His girlfriend had been found murdered, and he was affiliated to a vaguely militant underground organisation. The man was probably scared shitless. In fact, the more I looked at him the more obvious it was. He was completely fucking lost.

I sighed.

‘I know what happened to Claire,’ I said. ‘If you want to know, then I can tell you.’

From the way his gun hand faltered slightly, I figured that he did.

‘And if it makes it any easier, I can also tell you that the men responsible for it are dead. Because I killed them last night.’

Dennison looked as though he was almost going to cry. Instead, he just shook his head and lowered the gun. It rested on his thigh, and he looked so weary that I felt more of a connection with him than ever.

‘Tell me what’s going on?’

So I did.

Dennison made me go over the facts a couple of times, but by then he’d put the gun down on the settee beside him and I didn’t mind so much. I was thirsty, though.

‘Look, can you get me a drink?’

‘Yeah, sure.’

He started to get up, and then glanced at the gun.

‘I’m not going to shoot you,’ I said. I probably couldn’t even stand up. ‘For God’s sake.’

‘Okay. I hate the thing anyway.’

He was away for a couple of minutes, and I took the time to recover myself, but didn’t make a move for the weapon. Dennison wasn’t about to shoot me anymore and the people he was nervous about – the men who had killed his girlfriend – were currently smelling up a mansion a few hundred miles west of here. I was after a man named Marley and the gang he worked with, and I was probably being pursued by the police. But neither of those parties seemed likely to be turning up at Dennison’s house in the near future. I almost wished they would.

‘Here.’

‘Thanks.’

I took the water and gulped it down, pleased to see that my right arm was working a little better.
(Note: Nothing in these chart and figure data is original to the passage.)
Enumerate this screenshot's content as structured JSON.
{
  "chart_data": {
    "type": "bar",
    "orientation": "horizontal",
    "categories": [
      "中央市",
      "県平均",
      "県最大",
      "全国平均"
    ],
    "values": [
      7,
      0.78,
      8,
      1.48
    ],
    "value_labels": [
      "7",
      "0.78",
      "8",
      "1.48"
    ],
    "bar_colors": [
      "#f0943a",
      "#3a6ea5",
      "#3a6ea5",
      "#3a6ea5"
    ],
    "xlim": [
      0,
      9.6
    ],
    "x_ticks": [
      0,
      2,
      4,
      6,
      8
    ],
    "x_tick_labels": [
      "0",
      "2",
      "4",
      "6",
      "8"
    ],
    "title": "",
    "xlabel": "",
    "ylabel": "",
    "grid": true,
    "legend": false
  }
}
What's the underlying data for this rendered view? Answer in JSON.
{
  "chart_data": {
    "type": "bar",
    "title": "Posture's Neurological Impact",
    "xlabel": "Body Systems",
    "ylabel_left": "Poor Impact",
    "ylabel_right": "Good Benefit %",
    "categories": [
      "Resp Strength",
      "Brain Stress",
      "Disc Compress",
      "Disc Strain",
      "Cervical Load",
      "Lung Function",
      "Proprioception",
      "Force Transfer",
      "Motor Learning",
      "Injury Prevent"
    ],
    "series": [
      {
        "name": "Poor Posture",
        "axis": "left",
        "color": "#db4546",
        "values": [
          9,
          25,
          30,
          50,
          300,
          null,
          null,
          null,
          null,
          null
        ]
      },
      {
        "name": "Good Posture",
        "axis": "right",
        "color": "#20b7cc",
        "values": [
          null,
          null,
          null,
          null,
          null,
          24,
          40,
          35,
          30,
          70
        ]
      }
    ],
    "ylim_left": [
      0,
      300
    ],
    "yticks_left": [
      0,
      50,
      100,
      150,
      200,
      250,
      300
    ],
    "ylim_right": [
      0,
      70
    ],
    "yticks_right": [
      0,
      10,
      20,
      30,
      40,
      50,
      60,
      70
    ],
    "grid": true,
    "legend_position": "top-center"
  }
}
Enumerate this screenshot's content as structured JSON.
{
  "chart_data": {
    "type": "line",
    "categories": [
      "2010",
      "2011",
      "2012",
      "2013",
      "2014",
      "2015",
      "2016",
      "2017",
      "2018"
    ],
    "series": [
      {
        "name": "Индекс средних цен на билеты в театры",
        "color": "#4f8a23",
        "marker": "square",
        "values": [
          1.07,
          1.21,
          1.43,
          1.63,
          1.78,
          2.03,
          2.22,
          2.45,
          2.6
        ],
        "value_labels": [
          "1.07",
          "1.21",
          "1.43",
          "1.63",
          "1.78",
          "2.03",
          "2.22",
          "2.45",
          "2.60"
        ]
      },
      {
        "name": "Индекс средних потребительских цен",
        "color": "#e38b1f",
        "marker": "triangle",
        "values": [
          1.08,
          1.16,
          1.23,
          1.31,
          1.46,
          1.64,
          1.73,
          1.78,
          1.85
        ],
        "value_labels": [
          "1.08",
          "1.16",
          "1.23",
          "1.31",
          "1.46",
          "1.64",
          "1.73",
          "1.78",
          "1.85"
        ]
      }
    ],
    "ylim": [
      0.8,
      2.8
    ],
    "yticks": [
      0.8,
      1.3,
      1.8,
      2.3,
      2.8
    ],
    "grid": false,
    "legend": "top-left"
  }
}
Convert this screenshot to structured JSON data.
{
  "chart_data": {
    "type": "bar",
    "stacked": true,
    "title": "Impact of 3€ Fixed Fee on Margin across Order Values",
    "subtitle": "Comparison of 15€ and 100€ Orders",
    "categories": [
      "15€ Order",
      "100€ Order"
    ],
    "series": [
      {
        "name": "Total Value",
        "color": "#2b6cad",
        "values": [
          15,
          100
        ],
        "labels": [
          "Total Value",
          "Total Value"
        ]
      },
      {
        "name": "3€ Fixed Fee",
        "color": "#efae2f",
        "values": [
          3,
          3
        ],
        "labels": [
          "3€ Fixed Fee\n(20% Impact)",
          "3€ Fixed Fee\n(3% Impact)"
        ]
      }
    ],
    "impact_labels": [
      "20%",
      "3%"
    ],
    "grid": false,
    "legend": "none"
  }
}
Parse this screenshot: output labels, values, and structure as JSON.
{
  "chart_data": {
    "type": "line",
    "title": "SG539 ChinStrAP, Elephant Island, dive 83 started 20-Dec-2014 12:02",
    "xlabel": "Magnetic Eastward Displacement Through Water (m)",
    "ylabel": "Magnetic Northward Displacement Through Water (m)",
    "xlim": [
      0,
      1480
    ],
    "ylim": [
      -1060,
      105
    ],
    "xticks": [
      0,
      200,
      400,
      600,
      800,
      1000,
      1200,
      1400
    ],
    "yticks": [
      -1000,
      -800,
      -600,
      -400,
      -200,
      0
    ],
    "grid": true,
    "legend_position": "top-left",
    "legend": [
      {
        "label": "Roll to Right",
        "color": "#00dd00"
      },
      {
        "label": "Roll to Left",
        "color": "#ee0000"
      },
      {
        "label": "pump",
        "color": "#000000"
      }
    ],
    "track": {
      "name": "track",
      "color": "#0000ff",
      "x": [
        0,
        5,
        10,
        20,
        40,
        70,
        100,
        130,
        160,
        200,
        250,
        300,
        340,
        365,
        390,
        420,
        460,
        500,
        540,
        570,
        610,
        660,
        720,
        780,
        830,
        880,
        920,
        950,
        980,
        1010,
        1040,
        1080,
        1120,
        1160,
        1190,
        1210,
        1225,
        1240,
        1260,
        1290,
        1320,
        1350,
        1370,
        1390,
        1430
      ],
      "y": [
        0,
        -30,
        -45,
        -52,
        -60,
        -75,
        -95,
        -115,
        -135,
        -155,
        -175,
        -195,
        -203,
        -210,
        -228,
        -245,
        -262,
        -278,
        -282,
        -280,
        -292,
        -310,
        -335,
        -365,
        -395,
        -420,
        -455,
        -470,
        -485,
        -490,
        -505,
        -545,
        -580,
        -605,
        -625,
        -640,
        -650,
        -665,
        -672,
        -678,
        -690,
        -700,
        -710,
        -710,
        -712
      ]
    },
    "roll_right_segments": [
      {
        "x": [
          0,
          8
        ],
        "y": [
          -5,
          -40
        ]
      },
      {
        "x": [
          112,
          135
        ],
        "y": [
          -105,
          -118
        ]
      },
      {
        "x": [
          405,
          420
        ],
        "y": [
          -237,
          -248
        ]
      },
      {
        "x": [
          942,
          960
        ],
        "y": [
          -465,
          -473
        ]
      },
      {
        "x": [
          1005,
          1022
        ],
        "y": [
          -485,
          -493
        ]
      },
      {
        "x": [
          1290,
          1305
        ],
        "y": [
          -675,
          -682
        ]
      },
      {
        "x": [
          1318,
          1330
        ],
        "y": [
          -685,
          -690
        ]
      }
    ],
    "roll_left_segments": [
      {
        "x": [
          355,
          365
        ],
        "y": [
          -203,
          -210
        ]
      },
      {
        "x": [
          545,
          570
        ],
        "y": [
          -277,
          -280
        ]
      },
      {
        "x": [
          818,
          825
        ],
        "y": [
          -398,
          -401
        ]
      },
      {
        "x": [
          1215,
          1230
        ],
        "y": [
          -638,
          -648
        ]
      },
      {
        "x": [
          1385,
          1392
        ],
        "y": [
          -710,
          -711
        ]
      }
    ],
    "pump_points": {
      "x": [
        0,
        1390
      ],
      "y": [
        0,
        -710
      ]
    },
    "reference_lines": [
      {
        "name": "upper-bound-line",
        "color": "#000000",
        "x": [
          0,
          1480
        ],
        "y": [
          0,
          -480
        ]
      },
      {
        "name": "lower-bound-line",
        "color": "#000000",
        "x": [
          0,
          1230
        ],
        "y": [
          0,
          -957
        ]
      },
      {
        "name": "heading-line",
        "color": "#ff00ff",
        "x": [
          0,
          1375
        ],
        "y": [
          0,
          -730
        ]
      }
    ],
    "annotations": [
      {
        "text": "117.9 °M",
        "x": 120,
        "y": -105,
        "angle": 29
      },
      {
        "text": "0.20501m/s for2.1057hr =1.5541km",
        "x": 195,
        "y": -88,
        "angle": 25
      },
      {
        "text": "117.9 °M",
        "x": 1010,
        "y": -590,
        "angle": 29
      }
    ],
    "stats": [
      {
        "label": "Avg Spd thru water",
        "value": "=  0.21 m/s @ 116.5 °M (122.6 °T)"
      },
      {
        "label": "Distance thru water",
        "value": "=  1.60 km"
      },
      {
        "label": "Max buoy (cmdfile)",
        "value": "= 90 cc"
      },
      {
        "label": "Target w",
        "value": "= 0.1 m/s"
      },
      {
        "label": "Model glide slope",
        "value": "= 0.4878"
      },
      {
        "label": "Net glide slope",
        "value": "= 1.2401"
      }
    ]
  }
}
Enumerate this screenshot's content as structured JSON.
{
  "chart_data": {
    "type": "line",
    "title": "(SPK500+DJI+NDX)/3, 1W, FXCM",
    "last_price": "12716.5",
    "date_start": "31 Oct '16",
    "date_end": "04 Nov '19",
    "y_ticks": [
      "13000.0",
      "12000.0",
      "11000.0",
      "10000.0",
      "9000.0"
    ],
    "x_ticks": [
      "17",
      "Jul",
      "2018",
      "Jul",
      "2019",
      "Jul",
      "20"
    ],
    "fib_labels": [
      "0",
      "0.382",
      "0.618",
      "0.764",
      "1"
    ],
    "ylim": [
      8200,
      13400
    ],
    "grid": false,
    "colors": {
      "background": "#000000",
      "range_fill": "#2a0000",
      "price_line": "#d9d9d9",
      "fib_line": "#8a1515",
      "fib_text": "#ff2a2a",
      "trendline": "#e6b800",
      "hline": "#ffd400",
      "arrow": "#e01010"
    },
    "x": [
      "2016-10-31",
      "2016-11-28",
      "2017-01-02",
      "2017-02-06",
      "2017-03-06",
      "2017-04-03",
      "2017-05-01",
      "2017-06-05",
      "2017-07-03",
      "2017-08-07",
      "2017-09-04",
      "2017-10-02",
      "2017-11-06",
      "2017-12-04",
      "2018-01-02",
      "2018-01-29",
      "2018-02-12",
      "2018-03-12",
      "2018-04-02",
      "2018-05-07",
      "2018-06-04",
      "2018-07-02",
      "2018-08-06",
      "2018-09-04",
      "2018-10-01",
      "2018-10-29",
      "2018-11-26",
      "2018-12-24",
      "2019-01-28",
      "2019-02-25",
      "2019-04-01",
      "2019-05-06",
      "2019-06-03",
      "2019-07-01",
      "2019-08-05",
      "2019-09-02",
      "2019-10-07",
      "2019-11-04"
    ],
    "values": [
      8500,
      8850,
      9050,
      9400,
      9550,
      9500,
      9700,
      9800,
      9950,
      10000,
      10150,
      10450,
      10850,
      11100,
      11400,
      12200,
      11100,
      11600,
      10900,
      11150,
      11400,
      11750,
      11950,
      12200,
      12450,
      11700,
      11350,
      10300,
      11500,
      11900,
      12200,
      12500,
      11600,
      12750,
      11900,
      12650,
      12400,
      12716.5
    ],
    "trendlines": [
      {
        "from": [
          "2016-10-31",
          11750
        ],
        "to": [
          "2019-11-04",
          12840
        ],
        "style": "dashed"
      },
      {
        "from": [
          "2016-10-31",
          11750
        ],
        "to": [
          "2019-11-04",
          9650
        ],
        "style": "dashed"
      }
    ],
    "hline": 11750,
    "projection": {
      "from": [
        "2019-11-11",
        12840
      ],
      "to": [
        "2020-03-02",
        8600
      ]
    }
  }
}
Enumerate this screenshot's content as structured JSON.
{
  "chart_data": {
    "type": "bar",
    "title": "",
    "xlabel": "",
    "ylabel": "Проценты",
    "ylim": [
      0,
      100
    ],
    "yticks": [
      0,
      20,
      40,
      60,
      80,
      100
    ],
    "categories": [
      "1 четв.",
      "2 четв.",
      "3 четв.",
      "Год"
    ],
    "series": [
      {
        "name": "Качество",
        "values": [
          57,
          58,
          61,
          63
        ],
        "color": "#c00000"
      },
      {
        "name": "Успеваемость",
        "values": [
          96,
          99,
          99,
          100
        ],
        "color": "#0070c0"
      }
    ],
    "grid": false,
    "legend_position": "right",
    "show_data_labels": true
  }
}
‘I’m glad you killed those men.’

He sat down.

‘I mean, I never thought I’d fucking say that about anybody. About anything. I used to think it was horrible when something died.’

‘It was horrible,’ I said.

‘They deserved it, though. I’m glad you did it. Jesus, listen to me.’

The idea made me feel uncomfortable, so I said, ‘How long had you known Claire?’

‘On and off, for years. We were friends some of the time, more than that at other times. We were always breaking up and getting back together, you know? She was too wild for anything else. It had been about a year, and then she came to see me a month or so back. She didn’t look well, and I wanted her to stay. She seemed so lost. She stayed for a bit, but then she was gone again. Claire never wanted to settle down.’